De leur côté, les Ultras White Knights du club de Zamalek ont accusé les autorités de « massacre planifié », affirmant que « la cage métallique dans laquelle la plupart des gens sont morts a été installée un jour avant le match. » Le drame de dimanche intervient alors que la police égyptienne réprime systématiquement et dans le sang les manifestations de l’opposition islamiste mais aussi laïque et libérale.
Depuis que l’ex-chef de l’armée et actuel président Abdel Fattah al-Sissi a destitué l’islamiste Mohamed Morsi en juillet 2013, plus de 1.400 manifestants pro-Morsi ont ainsi été tués, essentiellement par balles et décharges de chevrotine.
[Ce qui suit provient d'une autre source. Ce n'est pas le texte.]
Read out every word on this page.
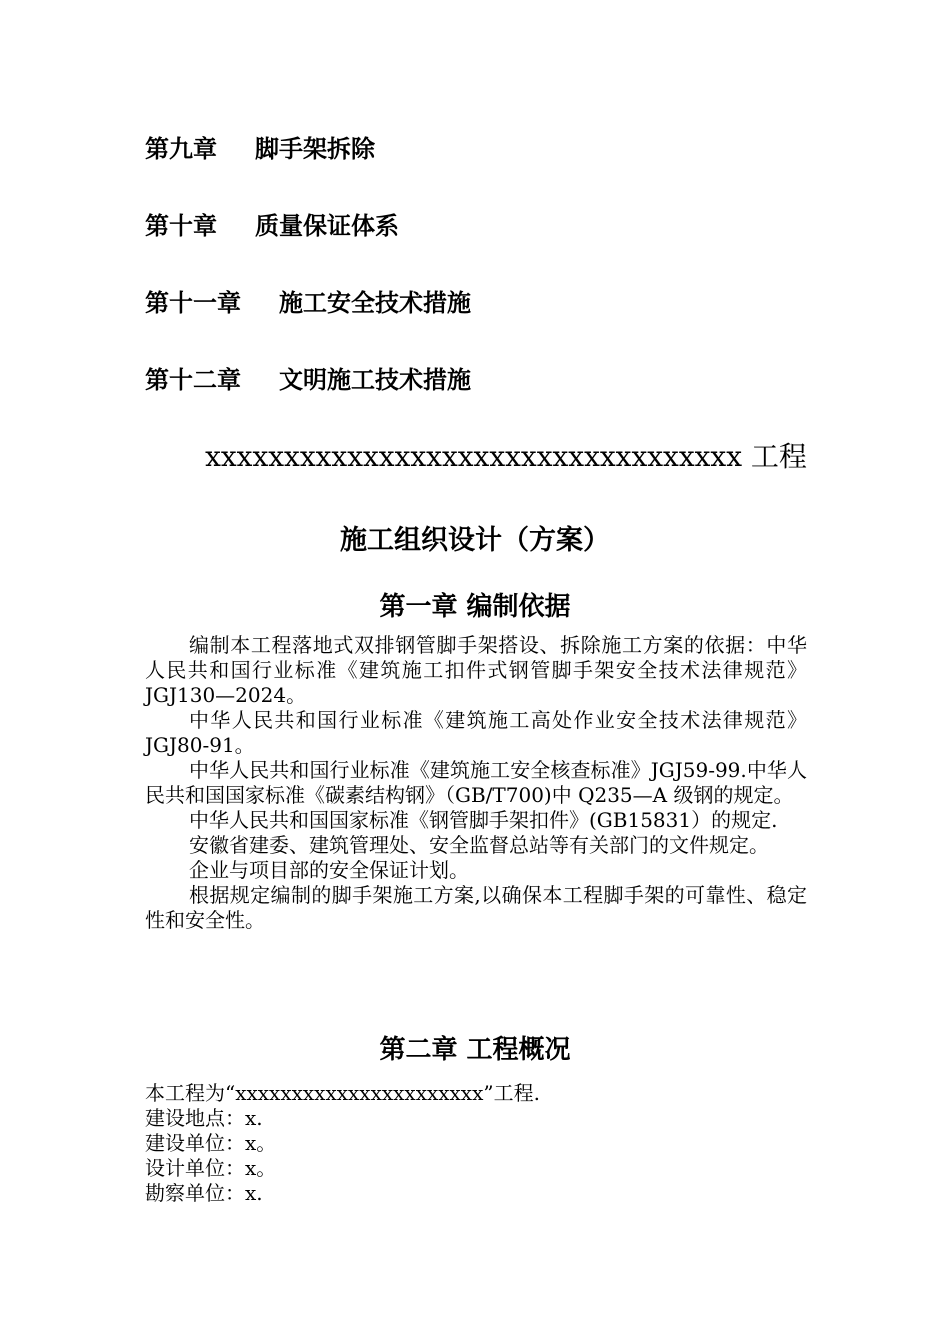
第九章 脚手架拆除
第十章 质量保证体系
第十一章 施工安全技术措施
第十二章 文明施工技术措施
xxxxxxxxxxxxxxxxxxxxxxxxxxxxxxxxxx 工程
施工组织设计（方案）
第一章 编制依据

编制本工程落地式双排钢管脚手架搭设、拆除施工方案的依据：中华人民共和国行业标准《建筑施工扣件式钢管脚手架安全技术法律规范》JGJ130—2024。

中华人民共和国行业标准《建筑施工高处作业安全技术法律规范》JGJ80-91。

中华人民共和国行业标准《建筑施工安全核查标准》JGJ59-99.中华人民共和国国家标准《碳素结构钢》（GB/T700)中 Q235—A 级钢的规定。

中华人民共和国国家标准《钢管脚手架扣件》(GB15831）的规定.

安徽省建委、建筑管理处、安全监督总站等有关部门的文件规定。

企业与项目部的安全保证计划。

根据规定编制的脚手架施工方案,以确保本工程脚手架的可靠性、稳定性和安全性。

第二章 工程概况
本工程为“xxxxxxxxxxxxxxxxxxxxxx”工程.
建设地点：x.
建设单位：x。
设计单位：x。
勘察单位：x.
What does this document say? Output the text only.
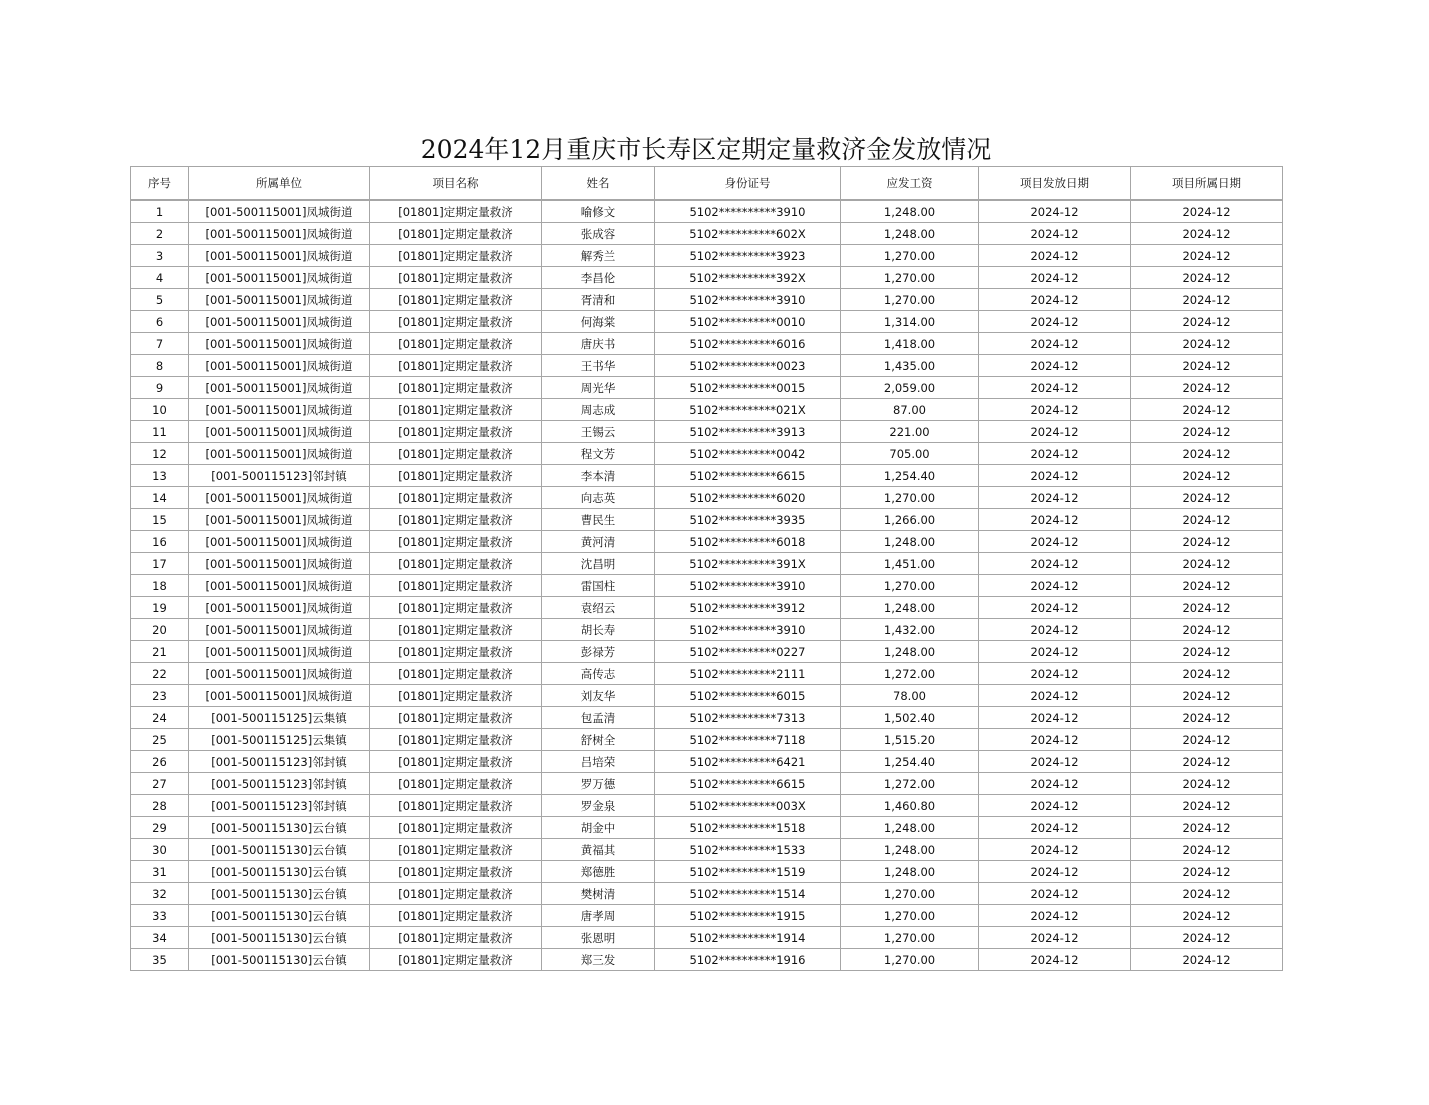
2024年12月重庆市长寿区定期定量救济金发放情况
序号	所属单位	项目名称	姓名	身份证号	应发工资	项目发放日期	项目所属日期
1	[001-500115001]凤城街道	[01801]定期定量救济	喻修文	5102**********3910	1,248.00	2024-12	2024-12
2	[001-500115001]凤城街道	[01801]定期定量救济	张成容	5102**********602X	1,248.00	2024-12	2024-12
3	[001-500115001]凤城街道	[01801]定期定量救济	解秀兰	5102**********3923	1,270.00	2024-12	2024-12
4	[001-500115001]凤城街道	[01801]定期定量救济	李昌伦	5102**********392X	1,270.00	2024-12	2024-12
5	[001-500115001]凤城街道	[01801]定期定量救济	胥清和	5102**********3910	1,270.00	2024-12	2024-12
6	[001-500115001]凤城街道	[01801]定期定量救济	何海棠	5102**********0010	1,314.00	2024-12	2024-12
7	[001-500115001]凤城街道	[01801]定期定量救济	唐庆书	5102**********6016	1,418.00	2024-12	2024-12
8	[001-500115001]凤城街道	[01801]定期定量救济	王书华	5102**********0023	1,435.00	2024-12	2024-12
9	[001-500115001]凤城街道	[01801]定期定量救济	周光华	5102**********0015	2,059.00	2024-12	2024-12
10	[001-500115001]凤城街道	[01801]定期定量救济	周志成	5102**********021X	87.00	2024-12	2024-12
11	[001-500115001]凤城街道	[01801]定期定量救济	王锡云	5102**********3913	221.00	2024-12	2024-12
12	[001-500115001]凤城街道	[01801]定期定量救济	程文芳	5102**********0042	705.00	2024-12	2024-12
13	[001-500115123]邻封镇	[01801]定期定量救济	李本清	5102**********6615	1,254.40	2024-12	2024-12
14	[001-500115001]凤城街道	[01801]定期定量救济	向志英	5102**********6020	1,270.00	2024-12	2024-12
15	[001-500115001]凤城街道	[01801]定期定量救济	曹民生	5102**********3935	1,266.00	2024-12	2024-12
16	[001-500115001]凤城街道	[01801]定期定量救济	黄河清	5102**********6018	1,248.00	2024-12	2024-12
17	[001-500115001]凤城街道	[01801]定期定量救济	沈昌明	5102**********391X	1,451.00	2024-12	2024-12
18	[001-500115001]凤城街道	[01801]定期定量救济	雷国柱	5102**********3910	1,270.00	2024-12	2024-12
19	[001-500115001]凤城街道	[01801]定期定量救济	袁绍云	5102**********3912	1,248.00	2024-12	2024-12
20	[001-500115001]凤城街道	[01801]定期定量救济	胡长寿	5102**********3910	1,432.00	2024-12	2024-12
21	[001-500115001]凤城街道	[01801]定期定量救济	彭禄芳	5102**********0227	1,248.00	2024-12	2024-12
22	[001-500115001]凤城街道	[01801]定期定量救济	高传志	5102**********2111	1,272.00	2024-12	2024-12
23	[001-500115001]凤城街道	[01801]定期定量救济	刘友华	5102**********6015	78.00	2024-12	2024-12
24	[001-500115125]云集镇	[01801]定期定量救济	包孟清	5102**********7313	1,502.40	2024-12	2024-12
25	[001-500115125]云集镇	[01801]定期定量救济	舒树全	5102**********7118	1,515.20	2024-12	2024-12
26	[001-500115123]邻封镇	[01801]定期定量救济	吕培荣	5102**********6421	1,254.40	2024-12	2024-12
27	[001-500115123]邻封镇	[01801]定期定量救济	罗万德	5102**********6615	1,272.00	2024-12	2024-12
28	[001-500115123]邻封镇	[01801]定期定量救济	罗金泉	5102**********003X	1,460.80	2024-12	2024-12
29	[001-500115130]云台镇	[01801]定期定量救济	胡金中	5102**********1518	1,248.00	2024-12	2024-12
30	[001-500115130]云台镇	[01801]定期定量救济	黄福其	5102**********1533	1,248.00	2024-12	2024-12
31	[001-500115130]云台镇	[01801]定期定量救济	郑德胜	5102**********1519	1,248.00	2024-12	2024-12
32	[001-500115130]云台镇	[01801]定期定量救济	樊树清	5102**********1514	1,270.00	2024-12	2024-12
33	[001-500115130]云台镇	[01801]定期定量救济	唐孝周	5102**********1915	1,270.00	2024-12	2024-12
34	[001-500115130]云台镇	[01801]定期定量救济	张恩明	5102**********1914	1,270.00	2024-12	2024-12
35	[001-500115130]云台镇	[01801]定期定量救济	郑三发	5102**********1916	1,270.00	2024-12	2024-12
Le drame de dimanche « a fait voler en éclat tout espoir de voir le gouvernement adopter une approche moins brutale face à ses opposants de la société civile », estime James Dorsey, chercheur et auteur du livre « The Turbulent World of Middle East Soccer ».
Les groupes d’ultras en Egypte sont connus pour leur hostilité vis-à-vis de la police et ils étaient souvent en première ligne ces dernières années lors des manifestations de l’opposition brutalement réprimées. En décembre, le gouvernement avait supprimé le huis clos total sur la plupart des matches de première division et avait rouvert les portes des stades mais en limitant leur capacité à 10.000 spectateurs pour certaines rencontres. Le huis clos avait toutefois été maintenu pour les rencontres opposant entre elles les six équipes phares du championnat égyptien, dont le club cairote de Zamalek. Après la tragédie de dimanche, le gouvernement a annoncé la suspension, sans limite de temps pour l’heure, du championnat d’Egypte.